Die erste Sitzung von Lieben & Arbeiten fand im Oktober 2003 statt und es gibt noch ein Gründungsmitglied. In dieser Zeit hat die Gruppe neben der therapeutischen Selbsterfahrung und Weiterbildung eine weitere Funktion entwickelt. Sie ist zu einem Forum für Lebensbegleitung geworden. Damit ist eine das Leben begleitende Reflexion gemeint, die sich — nicht an Idealen und Konzepten sondern — an den großen Herausforderungen und Antinomien Individuation und Hingabe einerseits und Dauer und Veränderung andererseits orientiert.

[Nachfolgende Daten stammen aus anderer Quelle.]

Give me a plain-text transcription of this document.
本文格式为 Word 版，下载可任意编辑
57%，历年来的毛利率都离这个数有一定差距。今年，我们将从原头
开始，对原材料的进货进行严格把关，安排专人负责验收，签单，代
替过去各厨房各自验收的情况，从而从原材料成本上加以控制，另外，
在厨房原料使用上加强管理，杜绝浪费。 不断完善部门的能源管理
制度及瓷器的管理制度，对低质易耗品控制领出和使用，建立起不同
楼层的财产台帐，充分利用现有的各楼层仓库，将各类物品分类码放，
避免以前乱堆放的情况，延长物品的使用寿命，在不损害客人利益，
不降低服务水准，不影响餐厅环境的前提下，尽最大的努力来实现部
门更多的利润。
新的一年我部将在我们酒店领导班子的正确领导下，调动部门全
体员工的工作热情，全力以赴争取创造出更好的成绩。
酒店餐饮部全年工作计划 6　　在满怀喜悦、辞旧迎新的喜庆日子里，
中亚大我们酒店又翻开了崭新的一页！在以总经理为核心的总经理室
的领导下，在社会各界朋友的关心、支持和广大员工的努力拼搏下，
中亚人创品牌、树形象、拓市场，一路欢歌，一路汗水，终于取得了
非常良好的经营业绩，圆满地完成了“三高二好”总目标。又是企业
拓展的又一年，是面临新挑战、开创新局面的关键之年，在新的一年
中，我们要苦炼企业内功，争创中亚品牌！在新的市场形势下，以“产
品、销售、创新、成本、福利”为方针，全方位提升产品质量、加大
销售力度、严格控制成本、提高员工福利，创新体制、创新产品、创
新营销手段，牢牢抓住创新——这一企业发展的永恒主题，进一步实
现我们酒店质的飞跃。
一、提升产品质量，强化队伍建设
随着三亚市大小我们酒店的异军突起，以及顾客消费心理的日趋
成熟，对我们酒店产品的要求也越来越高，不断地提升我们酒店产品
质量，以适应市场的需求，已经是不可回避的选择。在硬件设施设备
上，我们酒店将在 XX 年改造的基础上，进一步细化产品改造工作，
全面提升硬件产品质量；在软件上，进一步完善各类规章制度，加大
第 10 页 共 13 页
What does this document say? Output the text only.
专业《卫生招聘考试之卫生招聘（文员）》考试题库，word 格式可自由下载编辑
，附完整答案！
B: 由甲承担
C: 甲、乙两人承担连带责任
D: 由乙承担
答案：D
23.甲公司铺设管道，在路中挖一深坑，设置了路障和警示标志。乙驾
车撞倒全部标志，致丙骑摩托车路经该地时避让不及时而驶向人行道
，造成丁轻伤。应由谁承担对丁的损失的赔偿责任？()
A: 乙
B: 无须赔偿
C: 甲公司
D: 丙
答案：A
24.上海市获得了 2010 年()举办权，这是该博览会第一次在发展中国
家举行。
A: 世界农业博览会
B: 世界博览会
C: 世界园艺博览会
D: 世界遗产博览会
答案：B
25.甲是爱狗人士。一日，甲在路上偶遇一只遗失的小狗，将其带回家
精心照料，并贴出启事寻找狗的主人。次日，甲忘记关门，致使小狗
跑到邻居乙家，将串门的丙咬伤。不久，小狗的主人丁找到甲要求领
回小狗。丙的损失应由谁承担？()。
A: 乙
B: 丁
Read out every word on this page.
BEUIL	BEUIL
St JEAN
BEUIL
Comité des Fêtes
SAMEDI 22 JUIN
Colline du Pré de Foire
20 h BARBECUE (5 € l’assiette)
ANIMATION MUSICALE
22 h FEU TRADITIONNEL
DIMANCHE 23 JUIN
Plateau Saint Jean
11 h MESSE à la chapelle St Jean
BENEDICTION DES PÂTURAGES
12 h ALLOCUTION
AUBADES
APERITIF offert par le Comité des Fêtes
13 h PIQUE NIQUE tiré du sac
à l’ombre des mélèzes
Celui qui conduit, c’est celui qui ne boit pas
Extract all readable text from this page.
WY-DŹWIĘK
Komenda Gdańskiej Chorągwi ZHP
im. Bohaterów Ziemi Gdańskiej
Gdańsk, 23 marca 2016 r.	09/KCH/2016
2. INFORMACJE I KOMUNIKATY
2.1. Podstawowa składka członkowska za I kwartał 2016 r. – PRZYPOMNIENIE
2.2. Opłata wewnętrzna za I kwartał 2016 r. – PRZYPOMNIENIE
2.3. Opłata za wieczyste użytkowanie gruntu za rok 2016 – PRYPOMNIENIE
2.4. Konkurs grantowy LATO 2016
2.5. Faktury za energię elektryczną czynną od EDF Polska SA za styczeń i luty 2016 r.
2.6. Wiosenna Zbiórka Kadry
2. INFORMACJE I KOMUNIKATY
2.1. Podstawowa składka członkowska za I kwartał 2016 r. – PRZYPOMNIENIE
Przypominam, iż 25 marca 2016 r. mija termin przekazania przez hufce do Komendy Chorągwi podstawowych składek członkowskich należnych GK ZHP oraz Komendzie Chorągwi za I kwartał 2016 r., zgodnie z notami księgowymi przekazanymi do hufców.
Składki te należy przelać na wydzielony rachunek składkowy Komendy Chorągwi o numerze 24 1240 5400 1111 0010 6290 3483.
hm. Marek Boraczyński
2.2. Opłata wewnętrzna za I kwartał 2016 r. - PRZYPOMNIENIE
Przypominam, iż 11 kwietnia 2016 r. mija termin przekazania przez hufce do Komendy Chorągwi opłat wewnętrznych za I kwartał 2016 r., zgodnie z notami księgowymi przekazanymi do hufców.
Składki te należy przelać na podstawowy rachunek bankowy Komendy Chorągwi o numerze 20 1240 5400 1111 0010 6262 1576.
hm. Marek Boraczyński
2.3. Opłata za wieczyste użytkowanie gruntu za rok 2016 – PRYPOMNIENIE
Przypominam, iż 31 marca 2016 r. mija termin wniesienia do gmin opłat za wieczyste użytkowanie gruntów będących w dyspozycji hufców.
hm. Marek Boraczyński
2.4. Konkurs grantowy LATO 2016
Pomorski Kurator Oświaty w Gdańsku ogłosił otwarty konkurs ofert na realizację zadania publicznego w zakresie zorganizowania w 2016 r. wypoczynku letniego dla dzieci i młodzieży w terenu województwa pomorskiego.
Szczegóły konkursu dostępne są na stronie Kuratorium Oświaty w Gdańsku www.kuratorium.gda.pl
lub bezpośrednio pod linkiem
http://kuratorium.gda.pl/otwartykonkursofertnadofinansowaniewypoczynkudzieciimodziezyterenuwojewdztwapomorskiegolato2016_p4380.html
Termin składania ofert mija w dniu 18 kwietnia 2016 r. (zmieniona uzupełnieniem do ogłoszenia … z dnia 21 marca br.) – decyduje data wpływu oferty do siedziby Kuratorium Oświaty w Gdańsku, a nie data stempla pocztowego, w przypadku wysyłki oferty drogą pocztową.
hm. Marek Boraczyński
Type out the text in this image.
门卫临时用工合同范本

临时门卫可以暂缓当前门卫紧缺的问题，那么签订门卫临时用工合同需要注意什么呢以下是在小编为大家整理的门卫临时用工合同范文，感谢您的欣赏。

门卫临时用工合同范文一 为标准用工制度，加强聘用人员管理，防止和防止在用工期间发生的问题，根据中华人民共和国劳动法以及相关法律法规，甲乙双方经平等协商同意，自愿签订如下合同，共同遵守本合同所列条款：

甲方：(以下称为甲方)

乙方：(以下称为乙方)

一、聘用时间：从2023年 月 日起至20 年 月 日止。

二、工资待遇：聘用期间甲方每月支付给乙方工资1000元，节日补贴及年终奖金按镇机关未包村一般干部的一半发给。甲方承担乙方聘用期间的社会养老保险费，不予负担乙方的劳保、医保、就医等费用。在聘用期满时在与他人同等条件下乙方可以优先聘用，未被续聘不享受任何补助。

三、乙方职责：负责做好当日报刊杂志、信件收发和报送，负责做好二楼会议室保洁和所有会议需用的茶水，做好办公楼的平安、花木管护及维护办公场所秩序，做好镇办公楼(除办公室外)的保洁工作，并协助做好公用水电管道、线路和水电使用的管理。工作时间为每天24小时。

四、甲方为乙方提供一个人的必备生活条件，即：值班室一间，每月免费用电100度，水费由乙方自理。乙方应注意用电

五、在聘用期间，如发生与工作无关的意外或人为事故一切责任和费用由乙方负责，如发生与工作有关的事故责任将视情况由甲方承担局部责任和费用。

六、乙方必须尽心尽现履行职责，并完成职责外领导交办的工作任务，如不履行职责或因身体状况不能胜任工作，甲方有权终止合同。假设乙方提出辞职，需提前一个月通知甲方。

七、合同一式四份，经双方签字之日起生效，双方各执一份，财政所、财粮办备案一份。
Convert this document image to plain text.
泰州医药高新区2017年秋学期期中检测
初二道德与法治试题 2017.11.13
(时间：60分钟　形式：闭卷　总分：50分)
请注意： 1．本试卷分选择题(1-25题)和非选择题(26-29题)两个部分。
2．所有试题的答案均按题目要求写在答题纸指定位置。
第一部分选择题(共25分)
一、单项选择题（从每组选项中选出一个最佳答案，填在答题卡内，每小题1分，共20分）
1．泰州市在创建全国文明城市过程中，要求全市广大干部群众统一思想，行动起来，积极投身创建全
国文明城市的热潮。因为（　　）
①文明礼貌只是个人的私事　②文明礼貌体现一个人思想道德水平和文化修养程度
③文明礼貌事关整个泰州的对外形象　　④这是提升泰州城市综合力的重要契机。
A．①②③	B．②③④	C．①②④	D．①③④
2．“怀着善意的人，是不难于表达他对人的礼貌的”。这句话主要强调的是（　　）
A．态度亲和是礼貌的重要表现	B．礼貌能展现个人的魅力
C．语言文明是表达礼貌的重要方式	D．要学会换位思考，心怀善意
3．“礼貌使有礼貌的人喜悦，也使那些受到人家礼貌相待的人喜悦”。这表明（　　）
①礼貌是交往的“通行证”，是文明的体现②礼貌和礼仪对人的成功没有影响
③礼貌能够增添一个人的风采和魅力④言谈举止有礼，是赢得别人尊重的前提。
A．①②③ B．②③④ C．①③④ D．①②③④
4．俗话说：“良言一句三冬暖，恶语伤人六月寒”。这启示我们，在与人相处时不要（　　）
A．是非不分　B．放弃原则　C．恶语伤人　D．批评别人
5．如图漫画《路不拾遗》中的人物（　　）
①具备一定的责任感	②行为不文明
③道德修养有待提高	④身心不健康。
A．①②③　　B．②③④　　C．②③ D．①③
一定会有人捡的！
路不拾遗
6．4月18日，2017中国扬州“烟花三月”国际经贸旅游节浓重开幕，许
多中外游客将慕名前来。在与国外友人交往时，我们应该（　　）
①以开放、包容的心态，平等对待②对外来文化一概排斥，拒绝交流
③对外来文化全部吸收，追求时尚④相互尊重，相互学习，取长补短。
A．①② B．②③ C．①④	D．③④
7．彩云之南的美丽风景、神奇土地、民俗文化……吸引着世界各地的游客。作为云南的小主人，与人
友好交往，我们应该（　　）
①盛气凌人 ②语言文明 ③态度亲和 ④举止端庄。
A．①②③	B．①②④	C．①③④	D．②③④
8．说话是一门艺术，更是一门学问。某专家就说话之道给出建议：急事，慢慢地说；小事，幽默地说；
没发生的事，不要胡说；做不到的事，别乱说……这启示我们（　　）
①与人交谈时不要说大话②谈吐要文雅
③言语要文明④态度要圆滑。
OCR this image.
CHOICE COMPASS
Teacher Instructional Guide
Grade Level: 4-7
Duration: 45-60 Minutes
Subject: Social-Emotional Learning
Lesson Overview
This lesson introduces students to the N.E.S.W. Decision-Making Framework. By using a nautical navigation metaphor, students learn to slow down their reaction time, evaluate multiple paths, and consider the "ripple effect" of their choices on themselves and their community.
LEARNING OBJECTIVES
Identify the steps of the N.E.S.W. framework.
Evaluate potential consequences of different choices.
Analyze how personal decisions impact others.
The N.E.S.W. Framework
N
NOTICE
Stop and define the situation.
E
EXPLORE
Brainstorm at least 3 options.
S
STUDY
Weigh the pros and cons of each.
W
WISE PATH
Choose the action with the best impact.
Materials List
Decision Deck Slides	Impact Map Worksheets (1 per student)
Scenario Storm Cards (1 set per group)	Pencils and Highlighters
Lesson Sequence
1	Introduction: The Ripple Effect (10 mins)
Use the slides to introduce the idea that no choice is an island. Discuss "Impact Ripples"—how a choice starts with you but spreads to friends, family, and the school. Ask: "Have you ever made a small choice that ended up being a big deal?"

Das gemeinsame Lauschen in eine verbindende Stille und Achtsamkeit steht gleichberechtigt neben den individuellen und gruppendynamischen Untersuchungen der Wechselfälle des Liebens, Arbeitens und Älterwerdens.

Die Gruppe findet im Drei-Wochen-Rhythmus statt. Ein Paar findet in dieser Gruppe besondere Möglichkeiten zur Reflexion und Selbsterfahrung, die auch von den anderen Teilnehmern und Teilnehmerinnen bereichernd erlebt wird. Ein Zyklus besteht aus zehn Sitzungen. Die Arbeitszeiten sind mittwochs von 19:00 — 21:30 Uhr.